The traditional data processing stack consists of a multi-core SMP server plus some storage - think Windows and SQL Server on a Dell box, or Linux and Oracle on a Sun box, for example. Although this is by far and away the most dominant setup in use today, and has been for many years, processing bottlenecks abound:
"The bottleneck in the scalability of SMP using buses or crossbar switches is the bandwidth and power consumption of the interconnect among the various processors, the memory, and the disk arrays." (source: http://en.wikipedia.org/wiki/Symmetric_multiprocessing).
When users complain about performance, or when requirements change, the answer is to add more 'stuff' to the SMP stack, or to upgrade the software and fiddle with settings. Adding more hardware in the form of CPU or RAM is know as 'scaling up' and leads to what is known as 'fat nodes', where a node is an SMP server.
The issue of SMP scalability, or lack thereof, and the scaling up response, is explained with the supermarket analogy:
The challenge is to retrieve a list of groceries - let's say 40 items - from a supermarket containing 20 aisles. We do not know where the items are to be found, so we set off and walk up and down each aisle until we have all 40 items in our basket. So far so good. However, what can we do if we took longer than expected? Well, we can run up and down the aisles - that should knock a bit of time off. Still too long? Run faster! Still too long? Ask a faster runner to take over. The point here is that there is a limit - which was built in right from the start - as to how fast we can run up and down the aisles in search of the required items. Once we have somehow managed to convince Usain Bolt to take over we simply can't go any faster. It's also going to be very expensive to hire Mr Bolt, eh Mr Branson?
So, what can we do?
Easy - sack Mr Bolt and get some helpers. We've been out into the car park and asked the kids on skateboards to come and help. In fact, we've enlisted the help of 10 of them - 1 per 2 aisles. All they have to do is walk up and down 2 aisles each and retrieve the items on the list that happen to be in their aisles. Some will find more items than others, but that doesn't matter. The important point is that each teenager has only had to walk up and down 2 aisles. They can manage that faster than Usain Bolt can run up and down 20 aisles, even whilst messaging their friends and tripping over their ill-fitting jeans. This is the power of parallelism - chopping a big problem up into more easily solvable smaller problems.

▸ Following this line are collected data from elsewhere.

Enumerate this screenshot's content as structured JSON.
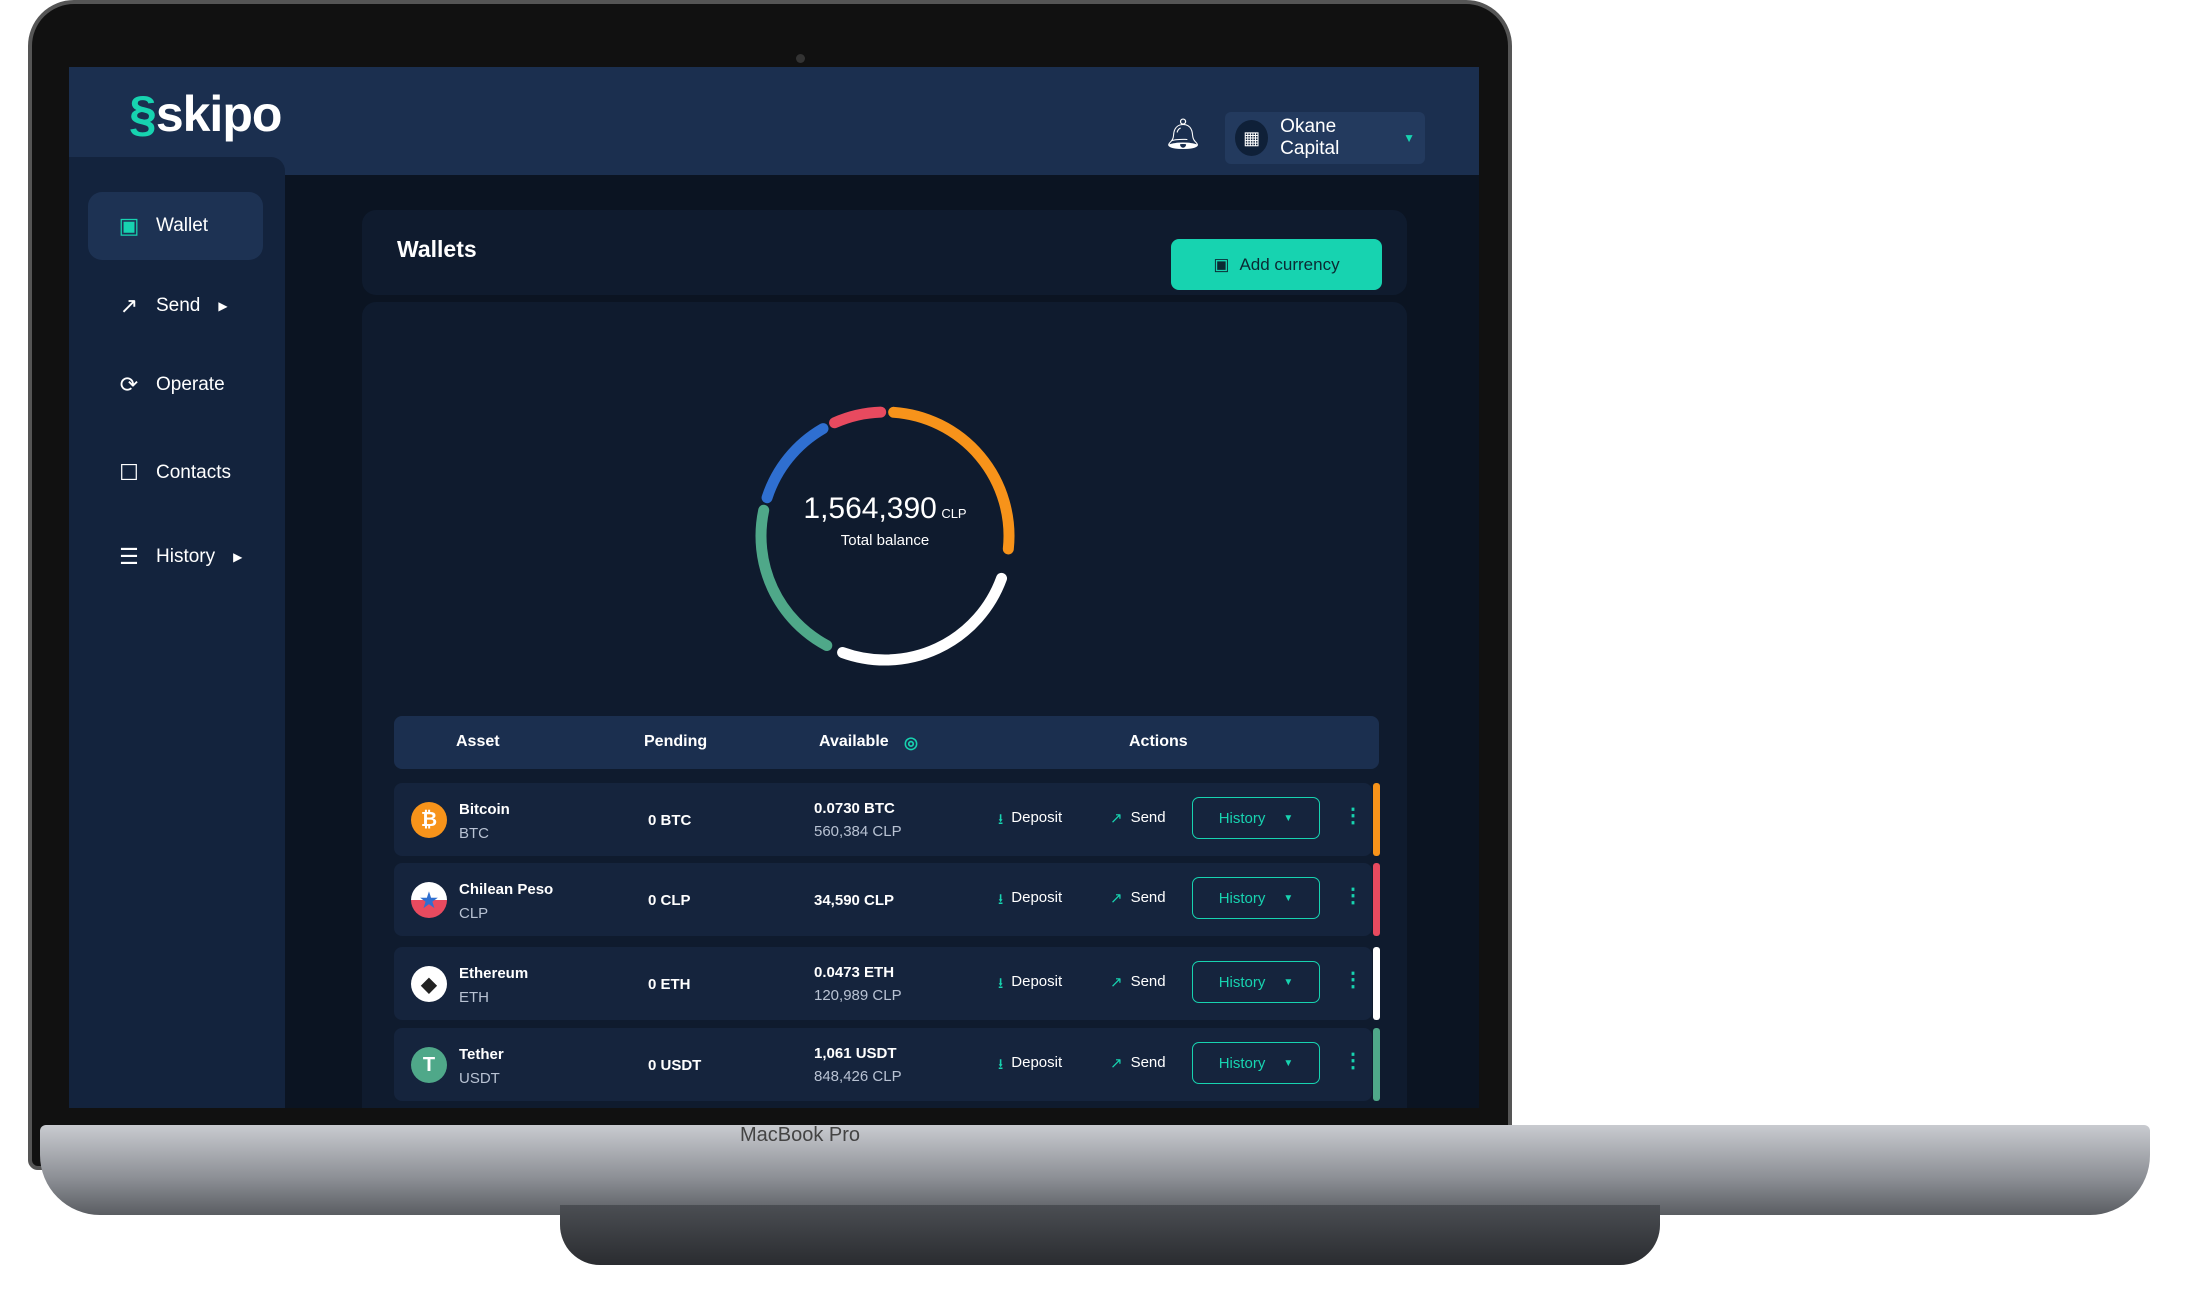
{
  "device": {
    "label": "MacBook Pro"
  },
  "header": {
    "logo": "skipo",
    "bell_icon": "bell-icon",
    "org": {
      "name": "Okane Capital",
      "icon": "building-icon"
    }
  },
  "sidebar": {
    "items": [
      {
        "label": "Wallet",
        "icon": "wallet-icon",
        "active": true
      },
      {
        "label": "Send",
        "icon": "send-arrow-icon",
        "expandable": true
      },
      {
        "label": "Operate",
        "icon": "refresh-icon"
      },
      {
        "label": "Contacts",
        "icon": "contact-card-icon"
      },
      {
        "label": "History",
        "icon": "clipboard-icon",
        "expandable": true
      }
    ]
  },
  "wallets": {
    "title": "Wallets",
    "add_button": "Add currency"
  },
  "balance": {
    "amount": "1,564,390",
    "currency": "CLP",
    "label": "Total balance",
    "segments": [
      {
        "asset": "Bitcoin",
        "color": "#f7931a"
      },
      {
        "asset": "Ethereum",
        "color": "#ffffff"
      },
      {
        "asset": "Tether",
        "color": "#4fa889"
      },
      {
        "asset": "Other",
        "color": "#2f6fd0"
      },
      {
        "asset": "Chilean Peso",
        "color": "#e84a5f"
      }
    ]
  },
  "table": {
    "headers": {
      "asset": "Asset",
      "pending": "Pending",
      "available": "Available",
      "actions": "Actions"
    },
    "deposit_label": "Deposit",
    "send_label": "Send",
    "history_label": "History",
    "rows": [
      {
        "name": "Bitcoin",
        "symbol": "BTC",
        "pending": "0 BTC",
        "available": "0.0730 BTC",
        "available_clp": "560,384 CLP",
        "color": "#f7931a"
      },
      {
        "name": "Chilean Peso",
        "symbol": "CLP",
        "pending": "0 CLP",
        "available": "34,590 CLP",
        "available_clp": "",
        "color": "#e84a5f"
      },
      {
        "name": "Ethereum",
        "symbol": "ETH",
        "pending": "0 ETH",
        "available": "0.0473 ETH",
        "available_clp": "120,989 CLP",
        "color": "#ffffff"
      },
      {
        "name": "Tether",
        "symbol": "USDT",
        "pending": "0 USDT",
        "available": "1,061 USDT",
        "available_clp": "848,426 CLP",
        "color": "#4fa889"
      }
    ]
  }
}
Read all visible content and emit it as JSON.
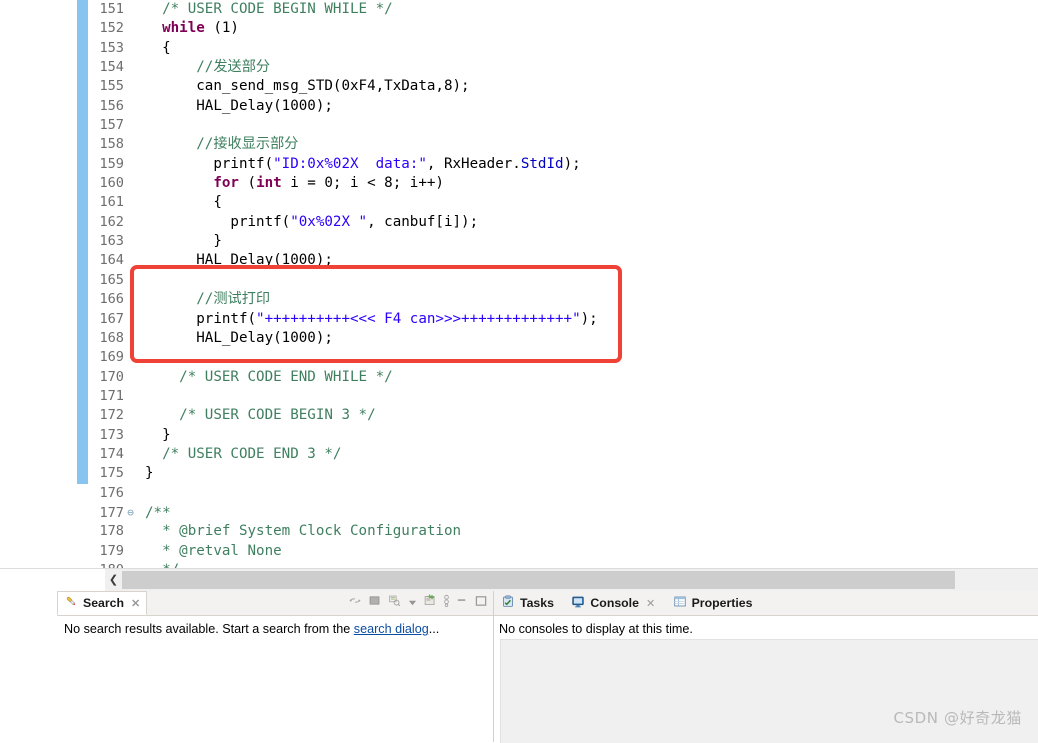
{
  "editor": {
    "first_line": 151,
    "lines": [
      {
        "n": 151,
        "fold": "",
        "tokens": [
          {
            "t": "cm",
            "s": "  /* USER CODE BEGIN WHILE */"
          }
        ]
      },
      {
        "n": 152,
        "fold": "",
        "tokens": [
          {
            "t": "pl",
            "s": "  "
          },
          {
            "t": "kw",
            "s": "while"
          },
          {
            "t": "pl",
            "s": " (1)"
          }
        ]
      },
      {
        "n": 153,
        "fold": "",
        "tokens": [
          {
            "t": "pl",
            "s": "  {"
          }
        ]
      },
      {
        "n": 154,
        "fold": "",
        "tokens": [
          {
            "t": "cm",
            "s": "      //发送部分"
          }
        ]
      },
      {
        "n": 155,
        "fold": "",
        "tokens": [
          {
            "t": "pl",
            "s": "      can_send_msg_STD(0xF4,TxData,8);"
          }
        ]
      },
      {
        "n": 156,
        "fold": "",
        "tokens": [
          {
            "t": "pl",
            "s": "      HAL_Delay(1000);"
          }
        ]
      },
      {
        "n": 157,
        "fold": "",
        "tokens": []
      },
      {
        "n": 158,
        "fold": "",
        "tokens": [
          {
            "t": "cm",
            "s": "      //接收显示部分"
          }
        ]
      },
      {
        "n": 159,
        "fold": "",
        "tokens": [
          {
            "t": "pl",
            "s": "        printf("
          },
          {
            "t": "str",
            "s": "\"ID:0x%02X  data:\""
          },
          {
            "t": "pl",
            "s": ", RxHeader."
          },
          {
            "t": "fld",
            "s": "StdId"
          },
          {
            "t": "pl",
            "s": ");"
          }
        ]
      },
      {
        "n": 160,
        "fold": "",
        "tokens": [
          {
            "t": "pl",
            "s": "        "
          },
          {
            "t": "kw",
            "s": "for"
          },
          {
            "t": "pl",
            "s": " ("
          },
          {
            "t": "kw",
            "s": "int"
          },
          {
            "t": "pl",
            "s": " i = 0; i < 8; i++)"
          }
        ]
      },
      {
        "n": 161,
        "fold": "",
        "tokens": [
          {
            "t": "pl",
            "s": "        {"
          }
        ]
      },
      {
        "n": 162,
        "fold": "",
        "tokens": [
          {
            "t": "pl",
            "s": "          printf("
          },
          {
            "t": "str",
            "s": "\"0x%02X \""
          },
          {
            "t": "pl",
            "s": ", canbuf[i]);"
          }
        ]
      },
      {
        "n": 163,
        "fold": "",
        "tokens": [
          {
            "t": "pl",
            "s": "        }"
          }
        ]
      },
      {
        "n": 164,
        "fold": "",
        "tokens": [
          {
            "t": "pl",
            "s": "      HAL_Delay(1000);"
          }
        ]
      },
      {
        "n": 165,
        "fold": "",
        "tokens": []
      },
      {
        "n": 166,
        "fold": "",
        "tokens": [
          {
            "t": "cm",
            "s": "      //测试打印"
          }
        ]
      },
      {
        "n": 167,
        "fold": "",
        "tokens": [
          {
            "t": "pl",
            "s": "      printf("
          },
          {
            "t": "str",
            "s": "\"++++++++++<<< F4 can>>>+++++++++++++\""
          },
          {
            "t": "pl",
            "s": ");"
          }
        ]
      },
      {
        "n": 168,
        "fold": "",
        "tokens": [
          {
            "t": "pl",
            "s": "      HAL_Delay(1000);"
          }
        ]
      },
      {
        "n": 169,
        "fold": "",
        "tokens": []
      },
      {
        "n": 170,
        "fold": "",
        "tokens": [
          {
            "t": "cm",
            "s": "    /* USER CODE END WHILE */"
          }
        ]
      },
      {
        "n": 171,
        "fold": "",
        "tokens": []
      },
      {
        "n": 172,
        "fold": "",
        "tokens": [
          {
            "t": "cm",
            "s": "    /* USER CODE BEGIN 3 */"
          }
        ]
      },
      {
        "n": 173,
        "fold": "",
        "tokens": [
          {
            "t": "pl",
            "s": "  }"
          }
        ]
      },
      {
        "n": 174,
        "fold": "",
        "tokens": [
          {
            "t": "cm",
            "s": "  /* USER CODE END 3 */"
          }
        ]
      },
      {
        "n": 175,
        "fold": "",
        "tokens": [
          {
            "t": "pl",
            "s": "}"
          }
        ]
      },
      {
        "n": 176,
        "fold": "",
        "tokens": []
      },
      {
        "n": 177,
        "fold": "⊖",
        "tokens": [
          {
            "t": "cm",
            "s": "/**"
          }
        ]
      },
      {
        "n": 178,
        "fold": "",
        "tokens": [
          {
            "t": "cm",
            "s": "  * @brief System Clock Configuration"
          }
        ]
      },
      {
        "n": 179,
        "fold": "",
        "tokens": [
          {
            "t": "cm",
            "s": "  * @retval None"
          }
        ]
      },
      {
        "n": 180,
        "fold": "",
        "tokens": [
          {
            "t": "cm",
            "s": "  */"
          }
        ]
      }
    ],
    "scrollbar": {
      "left_arrow": "❮"
    },
    "highlight_box_color": "#ef4136",
    "change_bar_color": "#87c5f0"
  },
  "search_view": {
    "tab_label": "Search",
    "tab_close": "✕",
    "message_prefix": "No search results available. Start a search from the ",
    "message_link": "search dialog",
    "message_suffix": "...",
    "toolbar_icons": [
      "pin-view-icon",
      "stop-search-icon",
      "show-previous-searches-icon",
      "view-menu-dropdown-icon",
      "new-search-icon",
      "run-current-search-icon",
      "minimize-icon",
      "maximize-icon"
    ]
  },
  "console_view": {
    "tabs": [
      {
        "label": "Tasks",
        "icon": "tasks-icon",
        "active": false,
        "closable": false
      },
      {
        "label": "Console",
        "icon": "console-icon",
        "active": true,
        "closable": true
      },
      {
        "label": "Properties",
        "icon": "properties-icon",
        "active": false,
        "closable": false
      }
    ],
    "tab_close": "✕",
    "message": "No consoles to display at this time."
  },
  "watermark": {
    "text": "CSDN @好奇龙猫"
  }
}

So, what if we want to go faster still?
Easy - get even more helpers. If we ask another 10 teenagers to help, we end up with 20, meaning each teenager only has to walk up and down a single aisle. We've increased the number of helpers by 2x, which will speed things up by 2x. This is known as linear scalability. The key difference here to the previous attempt to speed things up is that we don't have to
a) swap the teenagers for faster runners or
b) ask each teenager to stop messaging, pull up their jeans and run faster. We've achieved a 2x speed up by simply assigning less work to each teenager.
This has been achieved by 'scaling out'.
Let's hope that makes sense. Parallel processing is not an easy topic to digest.
I've always been a big analogy fan. Many thanks to Rick Day for the reminder about how supermarkets can be used to explain parallel processing.